Estudo da USP/Inpe desenvolveu técnica estatística que reduz a subjetividade na análise de riscos; ferramenta busca aprimorar a prevenção
Redação
Publicado em 13/12/2025, às 16h42
Um estudo coordenado por pesquisadores do Instituto de Ciências Matemáticas e de Computação da USP (ICMC-USP) e do Instituto Nacional de Pesquisas Espaciais (Inpe) apresentou novo método estatístico capaz de prever, com maior precisão, o risco de deslizamentos de terra.
A estratégia foi validada a partir da análise técnica do evento climático extremo ocorrido em São Sebastião, em fevereiro de 2023.
O objetivo do trabalho, publicado no periódico Scientific Reports, é fornecer ferramentas mais assertivas para a Defesa Civil e órgãos de planejamento, para evitar que desastres dessa magnitude voltem a impactar a população.
Para testar a eficácia do novo modelo, os cientistas utilizaram um inventário detalhado de imagens aéreas pós-evento, que catalogou 983 pontos de início de deslizamento e 1.070 áreas afetadas na região da Serra do Mar.

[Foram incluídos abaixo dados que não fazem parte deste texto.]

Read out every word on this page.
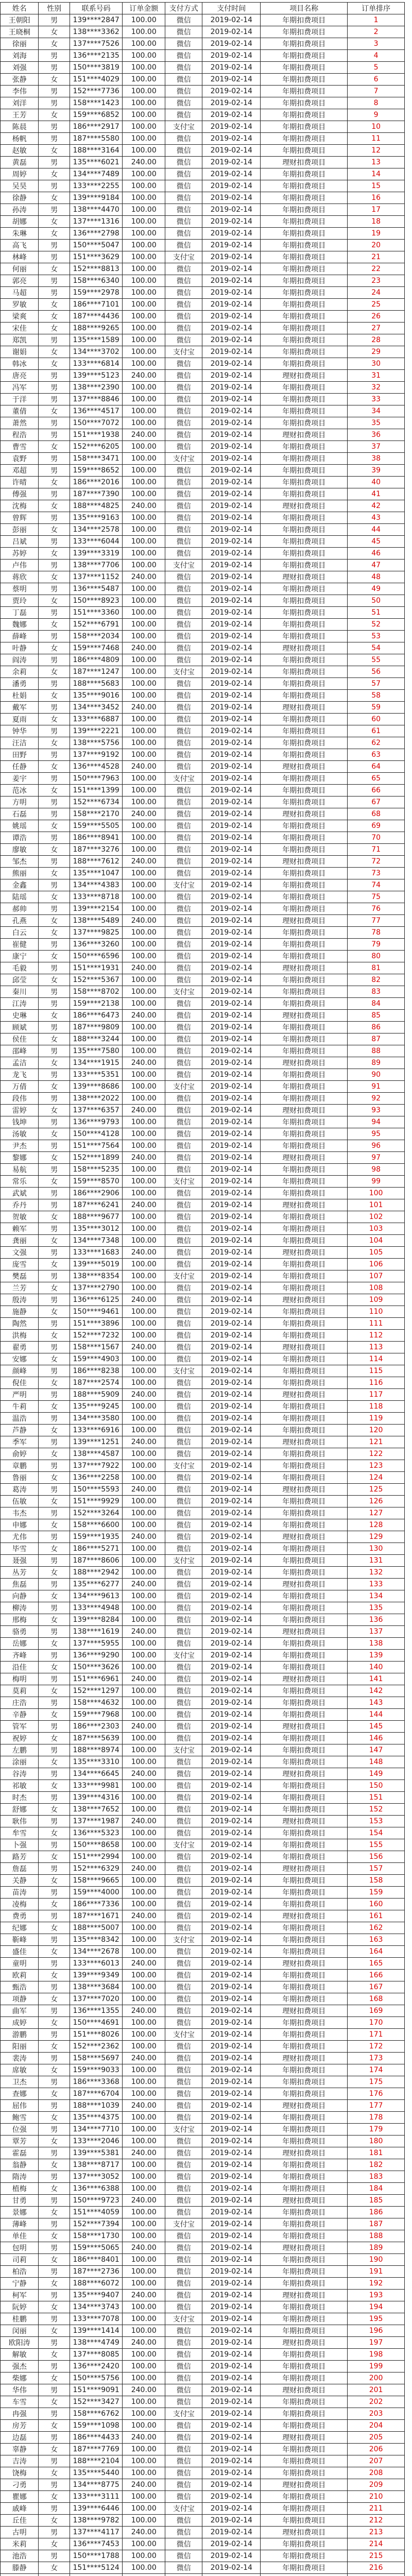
姓名	性别	联系号码	订单金额	支付方式	支付时间	项目名称	订单排序
王朝阳	男	139****2847	100.00	微信	2019-02-14	年期扣费项目	1
王晓桐	女	138****3362	100.00	微信	2019-02-14	年期扣费项目	2
徐丽	女	137****7526	100.00	微信	2019-02-14	年期扣费项目	3
刘海	男	136****2135	100.00	微信	2019-02-14	年期扣费项目	4
刘强	男	150****3819	100.00	微信	2019-02-14	年期扣费项目	5
张静	女	151****4029	100.00	微信	2019-02-14	年期扣费项目	6
李伟	男	152****7736	100.00	微信	2019-02-14	年期扣费项目	7
刘洋	男	158****1423	100.00	微信	2019-02-14	年期扣费项目	8
王芳	女	159****6852	100.00	微信	2019-02-14	年期扣费项目	9
陈晨	男	186****2917	100.00	支付宝	2019-02-14	年期扣费项目	10
杨帆	男	187****5580	100.00	微信	2019-02-14	年期扣费项目	11
赵敏	女	188****3164	100.00	微信	2019-02-14	年期扣费项目	12
黄磊	男	135****6021	240.00	微信	2019-02-14	理财扣费项目	13
周婷	女	134****7489	100.00	微信	2019-02-14	年期扣费项目	14
吴昊	男	133****2255	100.00	微信	2019-02-14	年期扣费项目	15
徐静	女	139****9184	100.00	微信	2019-02-14	年期扣费项目	16
孙涛	男	138****4470	100.00	微信	2019-02-14	年期扣费项目	17
胡娜	女	137****1316	100.00	微信	2019-02-14	年期扣费项目	18
朱琳	女	136****2798	100.00	微信	2019-02-14	年期扣费项目	19
高飞	男	150****5047	100.00	微信	2019-02-14	年期扣费项目	20
林峰	男	151****3629	100.00	支付宝	2019-02-14	年期扣费项目	21
何丽	女	152****8813	100.00	微信	2019-02-14	年期扣费项目	22
郭亮	男	158****6340	100.00	微信	2019-02-14	年期扣费项目	23
马超	男	159****2978	100.00	微信	2019-02-14	年期扣费项目	24
罗敏	女	186****7101	100.00	微信	2019-02-14	年期扣费项目	25
梁爽	女	187****4436	100.00	微信	2019-02-14	年期扣费项目	26
宋佳	女	188****9265	100.00	微信	2019-02-14	年期扣费项目	27
郑凯	男	135****1589	100.00	微信	2019-02-14	年期扣费项目	28
谢娟	女	134****3702	100.00	支付宝	2019-02-14	年期扣费项目	29
韩冰	女	133****6814	100.00	微信	2019-02-14	年期扣费项目	30
唐亮	男	139****5123	240.00	微信	2019-02-14	理财扣费项目	31
冯军	男	138****2390	100.00	微信	2019-02-14	年期扣费项目	32
于洋	男	137****8846	100.00	微信	2019-02-14	年期扣费项目	33
董倩	女	136****4517	100.00	微信	2019-02-14	年期扣费项目	34
萧然	男	150****7072	100.00	微信	2019-02-14	年期扣费项目	35
程浩	男	151****1938	240.00	微信	2019-02-14	理财扣费项目	36
曹雪	女	152****6205	100.00	微信	2019-02-14	年期扣费项目	37
袁野	男	158****3471	100.00	支付宝	2019-02-14	年期扣费项目	38
邓超	男	159****8652	100.00	微信	2019-02-14	年期扣费项目	39
许晴	女	186****2016	100.00	微信	2019-02-14	年期扣费项目	40
傅强	男	187****7390	100.00	微信	2019-02-14	年期扣费项目	41
沈梅	女	188****4825	240.00	微信	2019-02-14	理财扣费项目	42
曾辉	男	135****9163	100.00	微信	2019-02-14	年期扣费项目	43
彭丽	女	134****2578	100.00	微信	2019-02-14	年期扣费项目	44
吕斌	男	133****6044	100.00	微信	2019-02-14	年期扣费项目	45
苏婷	女	139****3319	100.00	微信	2019-02-14	年期扣费项目	46
卢伟	男	138****7706	100.00	支付宝	2019-02-14	年期扣费项目	47
蒋欣	女	137****1152	240.00	微信	2019-02-14	理财扣费项目	48
蔡明	男	136****5487	100.00	微信	2019-02-14	年期扣费项目	49
贾玲	女	150****8923	100.00	微信	2019-02-14	年期扣费项目	50
丁磊	男	151****3360	100.00	微信	2019-02-14	年期扣费项目	51
魏娜	女	152****6791	100.00	微信	2019-02-14	年期扣费项目	52
薛峰	男	158****2034	100.00	微信	2019-02-14	年期扣费项目	53
叶静	女	159****7468	240.00	微信	2019-02-14	理财扣费项目	54
阎涛	男	186****4809	100.00	微信	2019-02-14	年期扣费项目	55
余莉	女	187****1247	100.00	支付宝	2019-02-14	年期扣费项目	56
潘勇	男	188****5683	100.00	微信	2019-02-14	年期扣费项目	57
杜娟	女	135****9016	100.00	微信	2019-02-14	年期扣费项目	58
戴军	男	134****3452	240.00	微信	2019-02-14	理财扣费项目	59
夏雨	女	133****6887	100.00	微信	2019-02-14	年期扣费项目	60
钟华	男	139****2221	100.00	微信	2019-02-14	年期扣费项目	61
汪洁	女	138****5756	100.00	微信	2019-02-14	年期扣费项目	62
田野	男	137****9192	100.00	微信	2019-02-14	年期扣费项目	63
任静	女	136****4528	240.00	微信	2019-02-14	理财扣费项目	64
姜宇	男	150****7963	100.00	支付宝	2019-02-14	年期扣费项目	65
范冰	女	151****1399	100.00	微信	2019-02-14	年期扣费项目	66
方明	男	152****6734	100.00	微信	2019-02-14	年期扣费项目	67
石磊	男	158****2170	240.00	微信	2019-02-14	理财扣费项目	68
姚瑶	女	159****5505	100.00	微信	2019-02-14	年期扣费项目	69
谭浩	男	186****8941	100.00	微信	2019-02-14	年期扣费项目	70
廖敏	女	187****3276	100.00	微信	2019-02-14	年期扣费项目	71
邹杰	男	188****7612	240.00	微信	2019-02-14	理财扣费项目	72
熊丽	女	135****1047	100.00	微信	2019-02-14	年期扣费项目	73
金鑫	男	134****4383	100.00	支付宝	2019-02-14	年期扣费项目	74
陆瑶	女	133****8718	100.00	微信	2019-02-14	年期扣费项目	75
郝帅	男	139****2154	100.00	微信	2019-02-14	年期扣费项目	76
孔燕	女	138****5489	240.00	微信	2019-02-14	理财扣费项目	77
白云	女	137****9825	100.00	微信	2019-02-14	年期扣费项目	78
崔健	男	136****3260	100.00	微信	2019-02-14	年期扣费项目	79
康宁	女	150****6596	100.00	微信	2019-02-14	年期扣费项目	80
毛毅	男	151****1931	240.00	微信	2019-02-14	理财扣费项目	81
邱莹	女	152****5367	100.00	微信	2019-02-14	年期扣费项目	82
秦川	男	158****8702	100.00	支付宝	2019-02-14	年期扣费项目	83
江涛	男	159****2138	100.00	微信	2019-02-14	年期扣费项目	84
史琳	女	186****6473	240.00	微信	2019-02-14	理财扣费项目	85
顾斌	男	187****9809	100.00	微信	2019-02-14	年期扣费项目	86
侯佳	女	188****3244	100.00	微信	2019-02-14	年期扣费项目	87
邵峰	男	135****7580	100.00	微信	2019-02-14	年期扣费项目	88
孟洁	女	134****1915	240.00	微信	2019-02-14	理财扣费项目	89
龙飞	男	133****5351	100.00	微信	2019-02-14	年期扣费项目	90
万倩	女	139****8686	100.00	支付宝	2019-02-14	年期扣费项目	91
段伟	男	138****2022	100.00	微信	2019-02-14	年期扣费项目	92
雷婷	女	137****6357	240.00	微信	2019-02-14	理财扣费项目	93
钱坤	男	136****9793	100.00	微信	2019-02-14	年期扣费项目	94
汤敏	女	150****4128	100.00	微信	2019-02-14	年期扣费项目	95
尹杰	男	151****7564	100.00	微信	2019-02-14	年期扣费项目	96
黎娜	女	152****1899	240.00	微信	2019-02-14	理财扣费项目	97
易航	男	158****5235	100.00	微信	2019-02-14	年期扣费项目	98
常乐	女	159****8570	100.00	支付宝	2019-02-14	年期扣费项目	99
武斌	男	186****2906	100.00	微信	2019-02-14	年期扣费项目	100
乔丹	男	187****6241	240.00	微信	2019-02-14	理财扣费项目	101
贺敏	女	188****9677	100.00	微信	2019-02-14	年期扣费项目	102
赖军	男	135****3012	100.00	微信	2019-02-14	年期扣费项目	103
龚丽	女	134****7348	100.00	微信	2019-02-14	年期扣费项目	104
文强	男	133****1683	240.00	微信	2019-02-14	理财扣费项目	105
庞雪	女	139****5019	100.00	微信	2019-02-14	年期扣费项目	106
樊磊	男	138****8354	100.00	支付宝	2019-02-14	年期扣费项目	107
兰芳	女	137****2790	100.00	微信	2019-02-14	年期扣费项目	108
殷涛	男	136****6125	240.00	微信	2019-02-14	理财扣费项目	109
施静	女	150****9461	100.00	微信	2019-02-14	年期扣费项目	110
陶然	男	151****3896	100.00	微信	2019-02-14	年期扣费项目	111
洪梅	女	152****7232	100.00	微信	2019-02-14	年期扣费项目	112
翟勇	男	158****1567	240.00	微信	2019-02-14	理财扣费项目	113
安娜	女	159****4903	100.00	微信	2019-02-14	年期扣费项目	114
颜峰	男	186****8238	100.00	支付宝	2019-02-14	年期扣费项目	115
倪佳	女	187****2574	100.00	微信	2019-02-14	年期扣费项目	116
严明	男	188****5909	240.00	微信	2019-02-14	理财扣费项目	117
牛莉	女	135****9245	100.00	微信	2019-02-14	年期扣费项目	118
温浩	男	134****3580	100.00	微信	2019-02-14	年期扣费项目	119
芦静	女	133****6916	100.00	微信	2019-02-14	年期扣费项目	120
季军	男	139****1251	240.00	微信	2019-02-14	理财扣费项目	121
俞婷	女	138****4587	100.00	微信	2019-02-14	年期扣费项目	122
章鹏	男	137****7922	100.00	支付宝	2019-02-14	年期扣费项目	123
鲁丽	女	136****2258	100.00	微信	2019-02-14	年期扣费项目	124
葛涛	男	150****5593	240.00	微信	2019-02-14	理财扣费项目	125
伍敏	女	151****9929	100.00	微信	2019-02-14	年期扣费项目	126
韦杰	男	152****3264	100.00	微信	2019-02-14	年期扣费项目	127
申娜	女	158****6600	100.00	微信	2019-02-14	年期扣费项目	128
尤伟	男	159****1935	240.00	微信	2019-02-14	理财扣费项目	129
毕雪	女	186****5271	100.00	微信	2019-02-14	年期扣费项目	130
聂强	男	187****8606	100.00	支付宝	2019-02-14	年期扣费项目	131
丛芳	女	188****2942	100.00	微信	2019-02-14	年期扣费项目	132
焦磊	男	135****6277	240.00	微信	2019-02-14	理财扣费项目	133
向静	女	134****9613	100.00	微信	2019-02-14	年期扣费项目	134
柳涛	男	133****4948	100.00	微信	2019-02-14	年期扣费项目	135
邢梅	女	139****8284	100.00	微信	2019-02-14	年期扣费项目	136
骆勇	男	138****1619	240.00	微信	2019-02-14	理财扣费项目	137
岳娜	女	137****5955	100.00	微信	2019-02-14	年期扣费项目	138
齐峰	男	136****9290	100.00	支付宝	2019-02-14	年期扣费项目	139
沿佳	女	150****3626	100.00	微信	2019-02-14	年期扣费项目	140
梅明	男	151****6961	240.00	微信	2019-02-14	理财扣费项目	141
莫莉	女	152****1297	100.00	微信	2019-02-14	年期扣费项目	142
庄浩	男	158****4632	100.00	微信	2019-02-14	年期扣费项目	143
辛静	女	159****7968	100.00	微信	2019-02-14	年期扣费项目	144
管军	男	186****2303	240.00	微信	2019-02-14	理财扣费项目	145
祝婷	女	187****5639	100.00	微信	2019-02-14	年期扣费项目	146
左鹏	男	188****8974	100.00	支付宝	2019-02-14	年期扣费项目	147
涂丽	女	135****3310	100.00	微信	2019-02-14	年期扣费项目	148
谷涛	男	134****6645	240.00	微信	2019-02-14	理财扣费项目	149
祁敏	女	133****9981	100.00	微信	2019-02-14	年期扣费项目	150
时杰	男	139****4316	100.00	微信	2019-02-14	年期扣费项目	151
舒娜	女	138****7652	100.00	微信	2019-02-14	年期扣费项目	152
耿伟	男	137****1987	240.00	微信	2019-02-14	理财扣费项目	153
牟雪	女	136****5323	100.00	微信	2019-02-14	年期扣费项目	154
卜强	男	150****8658	100.00	支付宝	2019-02-14	年期扣费项目	155
路芳	女	151****2994	100.00	微信	2019-02-14	年期扣费项目	156
詹磊	男	152****6329	240.00	微信	2019-02-14	理财扣费项目	157
关静	女	158****9665	100.00	微信	2019-02-14	年期扣费项目	158
苗涛	男	159****4000	100.00	微信	2019-02-14	年期扣费项目	159
凌梅	女	186****7336	100.00	微信	2019-02-14	年期扣费项目	160
费勇	男	187****1671	240.00	微信	2019-02-14	理财扣费项目	161
纪娜	女	188****5007	100.00	微信	2019-02-14	年期扣费项目	162
靳峰	男	135****8342	100.00	支付宝	2019-02-14	年期扣费项目	163
盛佳	女	134****2678	100.00	微信	2019-02-14	年期扣费项目	164
童明	男	133****6013	240.00	微信	2019-02-14	理财扣费项目	165
欧莉	女	139****9349	100.00	微信	2019-02-14	年期扣费项目	166
甄浩	男	138****3684	100.00	微信	2019-02-14	年期扣费项目	167
项静	女	137****7020	100.00	微信	2019-02-14	年期扣费项目	168
曲军	男	136****1355	240.00	微信	2019-02-14	理财扣费项目	169
成婷	女	150****4691	100.00	微信	2019-02-14	年期扣费项目	170
游鹏	男	151****8026	100.00	支付宝	2019-02-14	年期扣费项目	171
阳丽	女	152****2362	100.00	微信	2019-02-14	年期扣费项目	172
裴涛	男	158****5697	240.00	微信	2019-02-14	理财扣费项目	173
席敏	女	159****9033	100.00	微信	2019-02-14	年期扣费项目	174
卫杰	男	186****3368	100.00	微信	2019-02-14	年期扣费项目	175
查娜	女	187****6704	100.00	微信	2019-02-14	年期扣费项目	176
屈伟	男	188****1039	240.00	微信	2019-02-14	理财扣费项目	177
鲍雪	女	135****4375	100.00	微信	2019-02-14	年期扣费项目	178
位强	男	134****7710	100.00	支付宝	2019-02-14	年期扣费项目	179
覃芳	女	133****2046	100.00	微信	2019-02-14	年期扣费项目	180
霍磊	男	139****5381	240.00	微信	2019-02-14	理财扣费项目	181
翁静	女	138****8717	100.00	微信	2019-02-14	年期扣费项目	182
隋涛	男	137****3052	100.00	微信	2019-02-14	年期扣费项目	183
植梅	女	136****6388	100.00	微信	2019-02-14	年期扣费项目	184
甘勇	男	150****9723	240.00	微信	2019-02-14	理财扣费项目	185
景娜	女	151****4059	100.00	微信	2019-02-14	年期扣费项目	186
薄峰	男	152****7394	100.00	支付宝	2019-02-14	年期扣费项目	187
单佳	女	158****1730	100.00	微信	2019-02-14	年期扣费项目	188
包明	男	159****5065	240.00	微信	2019-02-14	理财扣费项目	189
司莉	女	186****8401	100.00	微信	2019-02-14	年期扣费项目	190
柏浩	男	187****2736	100.00	微信	2019-02-14	年期扣费项目	191
宁静	女	188****6072	100.00	微信	2019-02-14	年期扣费项目	192
柯军	男	135****9407	240.00	微信	2019-02-14	理财扣费项目	193
阮婷	女	134****3743	100.00	微信	2019-02-14	年期扣费项目	194
桂鹏	男	133****7078	100.00	支付宝	2019-02-14	年期扣费项目	195
闵丽	女	139****1414	100.00	微信	2019-02-14	年期扣费项目	196
欧阳涛	男	138****4749	240.00	微信	2019-02-14	理财扣费项目	197
解敏	女	137****8085	100.00	微信	2019-02-14	年期扣费项目	198
强杰	男	136****2420	100.00	微信	2019-02-14	年期扣费项目	199
柴娜	女	150****5756	100.00	微信	2019-02-14	年期扣费项目	200
华伟	男	151****9091	240.00	微信	2019-02-14	理财扣费项目	201
车雪	女	152****3427	100.00	微信	2019-02-14	年期扣费项目	202
冉强	男	158****6762	100.00	支付宝	2019-02-14	年期扣费项目	203
房芳	女	159****1098	100.00	微信	2019-02-14	年期扣费项目	204
边磊	男	186****4433	240.00	微信	2019-02-14	理财扣费项目	205
辜静	女	187****7769	100.00	微信	2019-02-14	年期扣费项目	206
吉涛	男	188****2104	100.00	微信	2019-02-14	年期扣费项目	207
饶梅	女	135****5440	100.00	微信	2019-02-14	年期扣费项目	208
刁勇	男	134****8775	240.00	微信	2019-02-14	理财扣费项目	209
瞿娜	女	133****3111	100.00	微信	2019-02-14	年期扣费项目	210
戚峰	男	139****6446	100.00	支付宝	2019-02-14	年期扣费项目	211
丘佳	女	138****9782	100.00	微信	2019-02-14	年期扣费项目	212
古明	男	137****4117	240.00	微信	2019-02-14	理财扣费项目	213
米莉	女	136****7453	100.00	微信	2019-02-14	年期扣费项目	214
池浩	男	150****1788	100.00	微信	2019-02-14	年期扣费项目	215
滕静	女	151****5124	100.00	微信	2019-02-14	年期扣费项目	216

A abordagem tradicionalmente usada, chamada AHP (Processo de Hierarquia Analítica), depende da avaliação de especialistas para definir o peso de cada fator de risco.
O novo método, denominado AHP Gaussiano, utiliza estatísticas matemáticas (curva de Gauss) para definir esses pesos de forma objetiva, reduzindo ambiguidades.
Ao aplicar as duas técnicas sobre o território de São Sebastião, o novo método classificou 26,31% da área analisada como de "suscetibilidade muito alta", contra 23,52% do modelo tradicional.
Isso indica que a nova ferramenta conseguiu mapear com maior fidelidade as áreas críticas que efetivamente sofreram com os deslizamentos.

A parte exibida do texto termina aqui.